La storia “taorminese” di una rapina mai commessa: una detenzione ingiusta da 100 mila euro

di F.Melia – Incarcerato per una rapina mai commessa. Accusato per nove lunghi anni (dei quali un anno e tre mesi trascorsi in una cella del carcere di Cosenza) di un crimine che non avrebbe mai potuto mettere a segno. Per questo motivo, al termine d’un vero e proprio calvario giudiziario, lo Stato ha riconosciuto il suo errore concedendo al diretto interessato oltre 100mila euro per l’ingiusta detenzione patita. Un risultato raggiunto grazie alla costanza d’un legale cosentino, l’avvocato Renato Tocci, che s’è battuto fino all’ultimo per quell’uomo che tutti credevano colpevole.
La storia è singolare e risale al marzo di dieci anni fa. Nella stazione di Taormina, in provincia di Messina, vaga un signore milanese in apparente stato confusionale. Un agente della Polfer lo soccorre e chiede cosa gli fosse accaduto. Parte così il racconto d’una rapina avvenuta a bordo d’un treno, un “colpo” da 2mila euro iniziato con l’offerta d’un succo di frutta da parte d’uno sconosciuto. Quella bevanda, però, conteneva un potente narcotico che aveva così permesso al bandito di agire indisturbato e “ripulire” la sua vittima.

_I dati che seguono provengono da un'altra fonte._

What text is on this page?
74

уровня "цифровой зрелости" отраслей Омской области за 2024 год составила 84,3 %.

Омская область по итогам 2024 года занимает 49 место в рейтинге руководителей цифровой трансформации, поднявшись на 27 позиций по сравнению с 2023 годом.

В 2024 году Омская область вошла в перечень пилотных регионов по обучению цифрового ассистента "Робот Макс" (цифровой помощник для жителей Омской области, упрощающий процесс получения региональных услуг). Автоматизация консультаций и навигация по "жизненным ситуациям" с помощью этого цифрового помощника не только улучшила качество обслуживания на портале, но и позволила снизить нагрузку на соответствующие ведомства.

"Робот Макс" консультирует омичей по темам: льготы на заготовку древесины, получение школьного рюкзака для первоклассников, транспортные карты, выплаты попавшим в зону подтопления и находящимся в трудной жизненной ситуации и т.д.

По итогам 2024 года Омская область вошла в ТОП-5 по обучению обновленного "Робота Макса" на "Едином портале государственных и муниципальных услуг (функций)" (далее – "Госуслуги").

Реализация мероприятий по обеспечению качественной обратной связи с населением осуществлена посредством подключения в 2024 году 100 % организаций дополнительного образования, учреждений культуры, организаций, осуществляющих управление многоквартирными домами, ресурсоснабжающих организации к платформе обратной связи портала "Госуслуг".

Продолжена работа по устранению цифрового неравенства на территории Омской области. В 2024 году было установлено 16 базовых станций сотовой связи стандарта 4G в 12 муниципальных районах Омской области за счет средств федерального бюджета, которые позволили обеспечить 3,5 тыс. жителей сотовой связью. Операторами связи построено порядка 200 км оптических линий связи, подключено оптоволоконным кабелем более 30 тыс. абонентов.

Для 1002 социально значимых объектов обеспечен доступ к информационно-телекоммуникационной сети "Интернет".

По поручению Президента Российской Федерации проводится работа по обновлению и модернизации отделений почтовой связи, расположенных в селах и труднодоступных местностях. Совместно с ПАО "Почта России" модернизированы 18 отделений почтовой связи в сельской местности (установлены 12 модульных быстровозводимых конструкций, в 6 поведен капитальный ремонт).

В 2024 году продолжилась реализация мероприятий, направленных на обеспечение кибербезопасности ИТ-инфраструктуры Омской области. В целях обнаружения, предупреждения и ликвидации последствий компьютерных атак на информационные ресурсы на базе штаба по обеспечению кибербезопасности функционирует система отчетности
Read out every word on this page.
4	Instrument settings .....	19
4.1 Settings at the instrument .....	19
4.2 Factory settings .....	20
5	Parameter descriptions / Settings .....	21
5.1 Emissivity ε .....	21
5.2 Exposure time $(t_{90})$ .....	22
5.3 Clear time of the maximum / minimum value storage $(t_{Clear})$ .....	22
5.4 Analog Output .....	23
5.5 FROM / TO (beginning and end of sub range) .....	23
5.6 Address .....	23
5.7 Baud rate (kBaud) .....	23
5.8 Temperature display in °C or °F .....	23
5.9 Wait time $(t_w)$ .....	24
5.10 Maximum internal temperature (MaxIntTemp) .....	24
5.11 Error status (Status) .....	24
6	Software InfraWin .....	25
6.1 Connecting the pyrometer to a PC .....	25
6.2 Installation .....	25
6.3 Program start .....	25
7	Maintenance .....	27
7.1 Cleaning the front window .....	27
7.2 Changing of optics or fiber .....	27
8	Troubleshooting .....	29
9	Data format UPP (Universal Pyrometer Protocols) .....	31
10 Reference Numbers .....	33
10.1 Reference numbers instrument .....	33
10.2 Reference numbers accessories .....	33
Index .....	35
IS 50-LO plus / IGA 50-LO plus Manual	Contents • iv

Quell’episodio dà il via a un’inchiesta che s’indirizza verso l’algerino Diamel Keirredine Bokhari, un 61enne passato pure da Acri (centro silano in provincia di Cosenza) per poi uscire dai radar delle autorità italiane. Il procedimento giudiziario va avanti e, in assenza dell’irrintracciabile imputato, il Tribunale di Lamezia Terme condanna lo straniero in contumacia a cinque anni di reclusione. La pena diventa definitiva nel 2010 anche se di Bokhari si sono perse le tracce.
L’orologio va avanti così di quattro anni, quando l’algerino decide di far conoscere alla consorte i luoghi in cui ha trascorso parte della sua vita. La visita in Questura per il permesso di soggiorno temporaneo dovrebbe essere una formalità. E invece il 61enne scopre proprio lì che sulla sua testa pende una condanna detentiva. A dir poco una mazzata, seguita dall’immediato trasferimento nel carcere cosentino di via Popilia.
L’algerino non si dà pace, prova a urlare la sua innocenza con tutte le forze. Del resto, un alibi quell’uomo ce l’ha eccome. Ed è inattaccabile. Quando avvenne la rapina, il 61enne si trovava in manette davanti ai giudici del Tribunale di Salerno, imputato per furto. È quella la prova regina, inoppugnabile, che nessuno s’era premurato d’accertare prima della condanna. Senza neanche preoccuparsi di notificare qualsivoglia atto nei confronti del sospettato, che per quel vecchio furto aveva tra l’altro eletto domicilio a Napoli. Quindi esisteva un indirizzo al quale spedire l’incartamento, contrariamente a quanto emerso nel corso del primo quanto lacunoso giudizio.
L’avvocato Tocci riesce così a far riaprire il caso, ottenendo la revisione del processo e la conseguente assoluzione con formula piena del suo assistito da parte della Corte d’appello di Salerno. Adesso il sigillo finale, a spese della collettività, d’una ordinaria storia di malagiustizia.

Accusato di rapina su un treno diretto in Sicilia nonostante fosse in manette in quel di Salerno.